YAP serves several counties in Alabama including rural areas of Marshall/Jackson/Dekalb through partnerships with local child welfare and youth justice systems. The YAP House is a satellite office open to both the Jackson and Marshall County programs. YAP Jackson County has 35 families in its child welfare program helping youth from newborn to age 18 and currently has four participants, ages 11-18 in its youth justice program. YAP Marshall County has 10 participants in its youth justice program.
“Jackson County’s Youth Advocate Programs has brought to our community an essential service that meets an underserved, yet very deserving, population,” said Jackson County Alabama Chief Juvenile Probation Officer Lauren Gattis. “These dedicated workers, each with a servant’s heart, have touched and helped families in ways that were not possible before. (American anthropologist and author) Margaret Mead said, ‘Never doubt that a small group of thoughtful, committed citizens can change the world; indeed, it’s the only thing that ever has,’ and YAP exemplifies this sentiment each day with every family they serve.”
The relationship YAP Jackson County has with the Jackson County Juvenile Court is important, as the courts refer youth to the program.
“Four out of five of our families have been impacted by substance abuse,” Benson said. “The support from the community has been so overwhelming. I knew if we ever opened a YAP House in Jackson that we would be greeted with this warm reception, and it has really been encouraging of the work we do in these counties.”
Among YAP House program participants supported by YAP Jackson County was a young woman referred to the nonprofit after inappropriate cell phone usage on social media got her into trouble. When she returned from placement, YAP staff helped to stabilize her and her family and connect them to resources while educating them about the dangers of certain online usage. Additionally, the first week YAP House was open, staff members got a referral involving a youth who had run away from home. Once the youth was found, YAP Advocates brought him to YAP House where they gave him food and a place to rest, while deescalating the situation; allowing the youth to speak with his probation officer and reunifying him with his family.
“I cannot even begin to say how many positives we’ve had since the opening of that building,” Benson said. “It’s a space for families to be able to visit with their children. A lot of these families don’t have housing; housing is a huge barrier for us in these rural areas…so we’re able to provide them with that space.”
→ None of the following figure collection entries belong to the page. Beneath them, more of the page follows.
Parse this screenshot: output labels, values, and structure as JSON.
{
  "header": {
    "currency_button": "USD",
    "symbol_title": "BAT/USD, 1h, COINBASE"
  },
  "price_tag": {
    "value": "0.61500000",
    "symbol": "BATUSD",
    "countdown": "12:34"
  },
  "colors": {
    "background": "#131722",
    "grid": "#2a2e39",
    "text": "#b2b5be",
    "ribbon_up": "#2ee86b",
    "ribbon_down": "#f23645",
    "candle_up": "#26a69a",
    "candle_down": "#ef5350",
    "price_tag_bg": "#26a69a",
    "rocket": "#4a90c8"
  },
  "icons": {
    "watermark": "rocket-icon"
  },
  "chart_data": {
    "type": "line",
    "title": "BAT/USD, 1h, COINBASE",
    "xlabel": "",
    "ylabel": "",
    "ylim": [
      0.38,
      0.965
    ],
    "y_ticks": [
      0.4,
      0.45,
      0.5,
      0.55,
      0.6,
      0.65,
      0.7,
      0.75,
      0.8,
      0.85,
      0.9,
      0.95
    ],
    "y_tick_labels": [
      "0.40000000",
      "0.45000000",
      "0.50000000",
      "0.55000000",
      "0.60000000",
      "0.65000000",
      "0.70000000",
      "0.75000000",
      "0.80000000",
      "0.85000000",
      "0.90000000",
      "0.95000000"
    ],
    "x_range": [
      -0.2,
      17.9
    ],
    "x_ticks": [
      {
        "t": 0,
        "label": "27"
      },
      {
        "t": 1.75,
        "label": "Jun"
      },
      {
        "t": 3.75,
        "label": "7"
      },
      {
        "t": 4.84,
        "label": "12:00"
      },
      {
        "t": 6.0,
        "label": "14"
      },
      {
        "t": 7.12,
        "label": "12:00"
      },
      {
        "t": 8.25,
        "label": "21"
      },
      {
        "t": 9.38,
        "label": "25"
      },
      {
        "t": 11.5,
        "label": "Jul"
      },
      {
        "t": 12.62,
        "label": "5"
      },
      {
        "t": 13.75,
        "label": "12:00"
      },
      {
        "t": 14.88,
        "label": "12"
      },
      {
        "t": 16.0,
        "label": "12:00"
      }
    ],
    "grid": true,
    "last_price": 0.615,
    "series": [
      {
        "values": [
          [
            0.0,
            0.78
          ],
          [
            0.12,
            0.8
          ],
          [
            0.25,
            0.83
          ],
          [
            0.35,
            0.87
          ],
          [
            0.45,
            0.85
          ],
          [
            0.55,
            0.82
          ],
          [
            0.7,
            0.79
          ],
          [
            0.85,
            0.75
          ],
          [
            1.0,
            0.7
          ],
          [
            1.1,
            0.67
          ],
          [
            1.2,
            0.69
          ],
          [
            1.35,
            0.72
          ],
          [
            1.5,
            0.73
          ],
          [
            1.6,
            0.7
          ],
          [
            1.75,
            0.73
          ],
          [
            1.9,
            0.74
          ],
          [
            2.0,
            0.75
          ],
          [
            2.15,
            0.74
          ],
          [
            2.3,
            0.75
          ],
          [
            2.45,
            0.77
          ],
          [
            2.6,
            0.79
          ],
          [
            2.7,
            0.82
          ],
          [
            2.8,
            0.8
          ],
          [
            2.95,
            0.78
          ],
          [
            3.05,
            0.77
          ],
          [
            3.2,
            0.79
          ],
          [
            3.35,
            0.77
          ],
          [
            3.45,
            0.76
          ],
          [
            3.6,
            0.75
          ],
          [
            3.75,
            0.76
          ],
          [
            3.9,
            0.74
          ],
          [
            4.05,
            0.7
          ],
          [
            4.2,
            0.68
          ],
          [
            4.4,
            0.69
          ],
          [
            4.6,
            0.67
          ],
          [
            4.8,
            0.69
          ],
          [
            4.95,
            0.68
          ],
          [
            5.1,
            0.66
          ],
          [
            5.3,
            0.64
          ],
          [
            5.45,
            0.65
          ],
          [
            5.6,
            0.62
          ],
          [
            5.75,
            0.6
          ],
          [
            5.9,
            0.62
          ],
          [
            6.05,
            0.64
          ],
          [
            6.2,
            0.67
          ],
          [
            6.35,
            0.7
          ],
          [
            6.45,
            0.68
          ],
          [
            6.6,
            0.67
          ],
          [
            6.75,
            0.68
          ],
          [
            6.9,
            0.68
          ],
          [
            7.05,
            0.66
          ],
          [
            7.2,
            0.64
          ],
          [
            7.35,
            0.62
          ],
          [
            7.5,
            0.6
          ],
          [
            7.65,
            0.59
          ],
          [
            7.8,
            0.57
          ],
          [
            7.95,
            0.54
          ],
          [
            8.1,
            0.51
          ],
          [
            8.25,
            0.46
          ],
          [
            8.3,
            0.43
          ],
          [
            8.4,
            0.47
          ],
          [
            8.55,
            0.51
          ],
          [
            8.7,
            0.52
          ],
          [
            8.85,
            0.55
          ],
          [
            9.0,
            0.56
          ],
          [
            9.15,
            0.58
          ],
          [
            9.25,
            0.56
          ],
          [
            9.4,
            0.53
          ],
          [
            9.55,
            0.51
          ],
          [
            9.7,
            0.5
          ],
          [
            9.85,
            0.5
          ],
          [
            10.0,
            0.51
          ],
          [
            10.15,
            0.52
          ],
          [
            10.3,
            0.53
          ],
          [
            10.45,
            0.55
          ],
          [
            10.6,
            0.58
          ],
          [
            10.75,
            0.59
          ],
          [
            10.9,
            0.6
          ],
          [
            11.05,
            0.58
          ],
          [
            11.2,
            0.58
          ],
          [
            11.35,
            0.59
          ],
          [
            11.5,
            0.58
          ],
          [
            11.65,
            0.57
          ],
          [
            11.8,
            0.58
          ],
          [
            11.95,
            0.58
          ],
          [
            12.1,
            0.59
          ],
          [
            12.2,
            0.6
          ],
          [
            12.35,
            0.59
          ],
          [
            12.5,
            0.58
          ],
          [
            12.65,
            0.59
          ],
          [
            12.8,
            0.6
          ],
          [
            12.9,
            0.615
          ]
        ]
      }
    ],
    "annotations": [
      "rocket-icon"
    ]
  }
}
YAP House is a small refurbished mobile classroom that has three rooms and two bathrooms. The first room houses a table where staff can work on parenting and life skills curriculum; a living room is the second space where toys, board games and reading can be done. There’s also a kitchen area for families to create/eat meals together and has a computer.
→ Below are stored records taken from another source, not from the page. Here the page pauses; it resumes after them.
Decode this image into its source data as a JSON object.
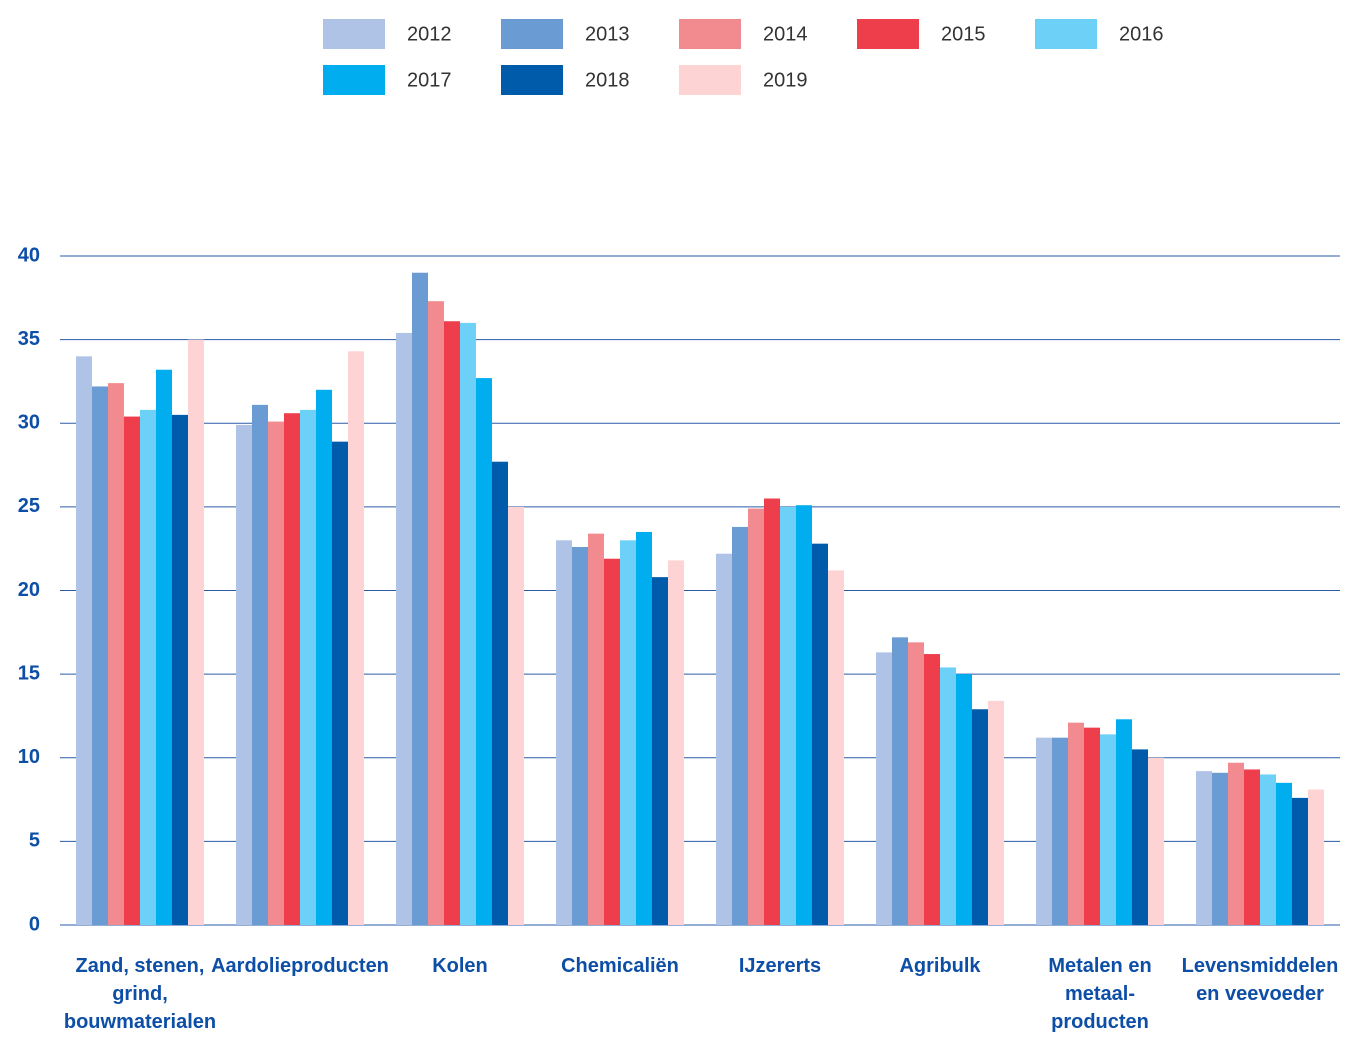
{
  "chart_data": {
    "type": "bar",
    "categories": [
      "Zand, stenen, grind, bouwmaterialen",
      "Aardolieproducten",
      "Kolen",
      "Chemicaliën",
      "IJzererts",
      "Agribulk",
      "Metalen en metaal-producten",
      "Levensmiddelen en veevoeder"
    ],
    "series": [
      {
        "name": "2012",
        "color": "#aec3e6",
        "values": [
          34.0,
          29.9,
          35.4,
          23.0,
          22.2,
          16.3,
          11.2,
          9.2
        ]
      },
      {
        "name": "2013",
        "color": "#6a9bd3",
        "values": [
          32.2,
          31.1,
          39.0,
          22.6,
          23.8,
          17.2,
          11.2,
          9.1
        ]
      },
      {
        "name": "2014",
        "color": "#f28b90",
        "values": [
          32.4,
          30.1,
          37.3,
          23.4,
          24.9,
          16.9,
          12.1,
          9.7
        ]
      },
      {
        "name": "2015",
        "color": "#ee3e4c",
        "values": [
          30.4,
          30.6,
          36.1,
          21.9,
          25.5,
          16.2,
          11.8,
          9.3
        ]
      },
      {
        "name": "2016",
        "color": "#6dd0f6",
        "values": [
          30.8,
          30.8,
          36.0,
          23.0,
          25.0,
          15.4,
          11.4,
          9.0
        ]
      },
      {
        "name": "2017",
        "color": "#00aeef",
        "values": [
          33.2,
          32.0,
          32.7,
          23.5,
          25.1,
          15.0,
          12.3,
          8.5
        ]
      },
      {
        "name": "2018",
        "color": "#005bab",
        "values": [
          30.5,
          28.9,
          27.7,
          20.8,
          22.8,
          12.9,
          10.5,
          7.6
        ]
      },
      {
        "name": "2019",
        "color": "#fdd4d3",
        "values": [
          35.0,
          34.3,
          25.0,
          21.8,
          21.2,
          13.4,
          10.0,
          8.1
        ]
      }
    ],
    "ylim": [
      0,
      40
    ],
    "yticks": [
      0,
      5,
      10,
      15,
      20,
      25,
      30,
      35,
      40
    ],
    "grid": true,
    "legend": "top"
  }
}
“YAP House allows youth and family engagement,” said Benson, mother to five adopted children. “I think of YAP House in Jackson County as a neutral space that families can engage. We’re trying to eliminate some of the trauma of families and youth experience by being separated.”
Benson learned about YAP six years ago when she was looking for resources for one of her children. Shortly thereafter, she was hired as a YAP Advocate. Benson says she takes pride in what she does and since YAP Jackson County opened the YAP House, community leaders and other counties have taken notice.
“This program is on fire and Benson is leading the way,” YAP Alabama Regional Director Vivian Davis said.
Benson credits Davis, the six YAP Advocates in Jackson County, the three in Marshall County, Administrative Manager Brianna Wells, Program Coordinator Sarah Daugette, and Vice President of the Southeast Dr. LaVeisha Cummings for the successes of the program.
“The community sees YAP House as such a vital resource for the community,” Benson said. “Coming to YAP is one of the best moves in my entire career. It is my life’s work.”